The authors tackled the problem of inference inefficiency in large multimodal models due to many visual tokens by creating UniPruneBench, a unified benchmark for evaluating visual token compression methods, finding that random pruning is a strong baseline and pruning ratio is key to performance degradation.

Large multimodal models (LMMs) often suffer from severe inference inefficiency due to the large number of visual tokens introduced by image encoders. While recent token compression methods, such as pruning and merging, have shown promise in reducing redundancy, their evaluation remains fragmented and inconsistent.
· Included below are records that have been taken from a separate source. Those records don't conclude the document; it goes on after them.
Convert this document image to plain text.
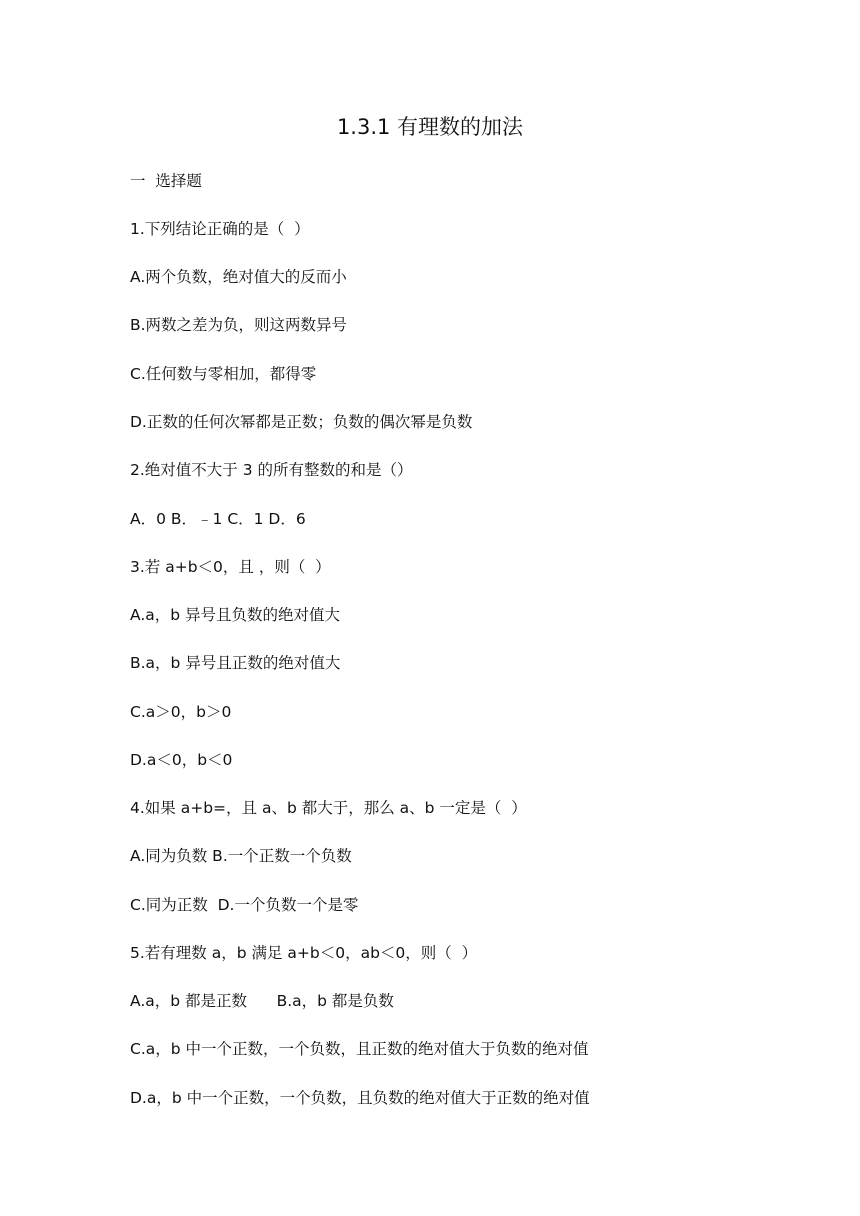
1.3.1 有理数的加法
一  选择题
1.下列结论正确的是（  ）
A.两个负数，绝对值大的反而小
B.两数之差为负，则这两数异号
C.任何数与零相加，都得零
D.正数的任何次幂都是正数；负数的偶次幂是负数
2.绝对值不大于 3 的所有整数的和是（）
A．0 B．﹣1 C．1 D．6
3.若 a+b＜0，且 ，则（  ）
A.a，b 异号且负数的绝对值大
B.a，b 异号且正数的绝对值大
C.a＞0，b＞0
D.a＜0，b＜0
4.如果 a+b=，且 a、b 都大于，那么 a、b 一定是（  ）
A.同为负数 B.一个正数一个负数
C.同为正数  D.一个负数一个是零
5.若有理数 a，b 满足 a+b＜0，ab＜0，则（  ）
A.a，b 都是正数      B.a，b 都是负数
C.a，b 中一个正数，一个负数，且正数的绝对值大于负数的绝对值
D.a，b 中一个正数，一个负数，且负数的绝对值大于正数的绝对值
In this work, we present UniPruneBench, a unified and extensible benchmark for visual token pruning in multimodal LLMs. UniPruneBench provides standardized protocols across six ability dimensions and ten datasets, covering ten representative compression algorithms and three families of LMMs (LLaVA-v1.5, Intern-VL3, and Qwen2.5-VL). Beyond task accuracy, it incorporates system-level metrics such as runtime and prefilling latency to provide a holistic view. Our experiments uncover several key findings: (1) random pruning is a surprisingly strong baseline, (2) no single method consistently outperforms others across scenarios, (3) pruning sensitivity varies significantly across tasks, with OCR being most vulnerable, and (4) pruning ratio is the dominant factor governing performance degradation. We believe UniPruneBench will serve as a reliable foundation for future research on efficient multimodal modeling.